Título: O Estado, dominado pelos ricos, exclui pobres
Autor: Aggege, Soraya
Fonte: O Globo, 16/03/2008, O País, p. 8

INFRA-ESTRUTURA: Especialistas sugerem repensar os modos de cobrança de serviços de fornecimento de água.

Urbanista afirma que falta de acesso a infra-estrutura serve como exemplo da desigualdade social brasileira.

SÃO PAULO. O aumento das filas de espera dos brasileiros mais pobres por estrutura básica - como redes de água e esgoto - demonstrado pela pesquisa da Associação Brasileira da Infra-Estrutura e Indústrias de Base (Abdib) revela que a desigualdade de renda cresceu no país e que os mais ricos ampliaram seu domínio político. Os efeitos são globais: o aumento da poluição, a piora da saúde pública e o crescimento da violência. A avaliação é de urbanistas que estudaram o levantamento a pedido do GLOBO.

- A pesquisa é chocante, porque coloca o dedo na ferida, o aumento da desigualdade. A pesquisa é prova cabal disso. Mostra que o Estado, de modo geral, está dominado pelos mais ricos e exclui os pobres. Os efeitos são nefastos para todos - avalia o urbanista da USP (Universidade de São Paulo) Flavio Villaça, pós-doutor em geografia urbana e autor de livros sobre o espaço urbano no país.

De acordo com ele, é preciso separar o aumento quantitativo de acesso a infra-estrutura dos números relativos:

- Há 500 anos as condições de infra-estrutura só melhoram no Brasil, em números absolutos. É claro que a cada dia aumentam o saneamento, a telefonia. Mas o que importa são os números relativos. Estes, sim, mostram a realidade nacional.

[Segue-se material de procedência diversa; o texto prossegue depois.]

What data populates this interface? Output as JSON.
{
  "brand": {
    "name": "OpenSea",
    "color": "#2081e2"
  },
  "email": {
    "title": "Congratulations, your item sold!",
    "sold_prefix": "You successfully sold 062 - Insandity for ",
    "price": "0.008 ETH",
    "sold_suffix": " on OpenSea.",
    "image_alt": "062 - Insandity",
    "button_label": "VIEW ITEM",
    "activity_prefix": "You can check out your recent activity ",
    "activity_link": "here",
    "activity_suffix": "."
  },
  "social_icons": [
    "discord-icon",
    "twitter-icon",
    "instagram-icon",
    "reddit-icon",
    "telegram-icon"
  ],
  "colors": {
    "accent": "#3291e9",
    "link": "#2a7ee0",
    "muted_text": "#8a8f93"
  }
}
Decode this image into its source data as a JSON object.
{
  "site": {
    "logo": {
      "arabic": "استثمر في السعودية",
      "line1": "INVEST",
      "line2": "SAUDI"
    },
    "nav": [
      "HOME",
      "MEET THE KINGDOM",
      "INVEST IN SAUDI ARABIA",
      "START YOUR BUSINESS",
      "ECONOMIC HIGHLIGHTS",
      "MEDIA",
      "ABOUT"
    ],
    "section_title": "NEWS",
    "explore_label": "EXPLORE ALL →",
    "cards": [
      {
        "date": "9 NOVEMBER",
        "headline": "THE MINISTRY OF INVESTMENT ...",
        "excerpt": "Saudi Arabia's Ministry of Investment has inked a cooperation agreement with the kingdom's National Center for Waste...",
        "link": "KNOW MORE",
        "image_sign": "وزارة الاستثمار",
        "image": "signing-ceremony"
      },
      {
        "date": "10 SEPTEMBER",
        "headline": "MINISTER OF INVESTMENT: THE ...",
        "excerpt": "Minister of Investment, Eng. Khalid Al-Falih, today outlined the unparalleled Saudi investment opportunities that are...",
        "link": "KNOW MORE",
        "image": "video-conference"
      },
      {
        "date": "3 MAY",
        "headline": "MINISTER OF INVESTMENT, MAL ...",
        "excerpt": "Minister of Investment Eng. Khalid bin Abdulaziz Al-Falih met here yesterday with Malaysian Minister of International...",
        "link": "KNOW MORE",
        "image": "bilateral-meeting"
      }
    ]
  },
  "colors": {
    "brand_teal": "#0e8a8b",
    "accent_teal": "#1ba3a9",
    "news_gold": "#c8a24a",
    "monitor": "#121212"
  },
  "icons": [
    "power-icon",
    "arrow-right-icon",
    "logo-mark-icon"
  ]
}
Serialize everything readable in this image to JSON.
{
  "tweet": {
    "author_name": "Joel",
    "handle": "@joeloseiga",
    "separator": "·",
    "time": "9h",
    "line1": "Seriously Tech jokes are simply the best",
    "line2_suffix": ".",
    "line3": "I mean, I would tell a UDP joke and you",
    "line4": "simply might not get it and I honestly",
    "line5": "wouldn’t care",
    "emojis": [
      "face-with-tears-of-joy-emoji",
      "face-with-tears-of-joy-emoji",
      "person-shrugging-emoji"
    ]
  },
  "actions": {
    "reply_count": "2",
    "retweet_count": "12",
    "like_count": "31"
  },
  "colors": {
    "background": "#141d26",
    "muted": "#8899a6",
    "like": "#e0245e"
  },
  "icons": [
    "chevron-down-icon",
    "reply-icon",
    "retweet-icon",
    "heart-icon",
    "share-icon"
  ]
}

Para ele, as conseqüências disso afetam todos os brasileiros - inclusive os mais ricos:

- A desigualdade de renda e de acesso provoca uma consciência imediata da pobreza. Você vê a estrutura ao seu lado, mas não tem acesso ao mínimo. Isso gera revolta. Daí, mais violência. Além disso, o aumento da poluição e a piora na saúde pública são efeitos comprovadamente diretos- disse Villaça.

Mananciais de água ficam em regiões mais pobres

O urbanista Ivan Maglio, da Faculdade de Urbanismo da Universidade de São Paulo (USP), especializado em saúde ambiental, frisou que os governos federal e estaduais precisam instalar com urgência políticas diferenciadas para acabar com as filas por estrutura básica.

- São exatamente as famílias com renda inferior a três salários mínimos que moram nas periferias. O detalhe é que, em grande escala, é nessas periferias que estão os mananciais. Como elas não têm como pagar pelo saneamento, estão ficando sem ele e, automaticamente, aumentando a poluição dos mananciais - disse Maglio.

Para ele, a maioria das empresas de saneamento do Brasil tem buscado o subsídio cruzado: compensar tarifas mais caras com as mais baratas para os mais pobres. Para o urbanista, o modelo precisa ser modificado:

- Talvez seja o momento de pensar em um subsídio para universalizar serviços. É preciso repensar os modelos de cobrança. A faixa mais crítica da população não tem como bancar o custeio das melhorias.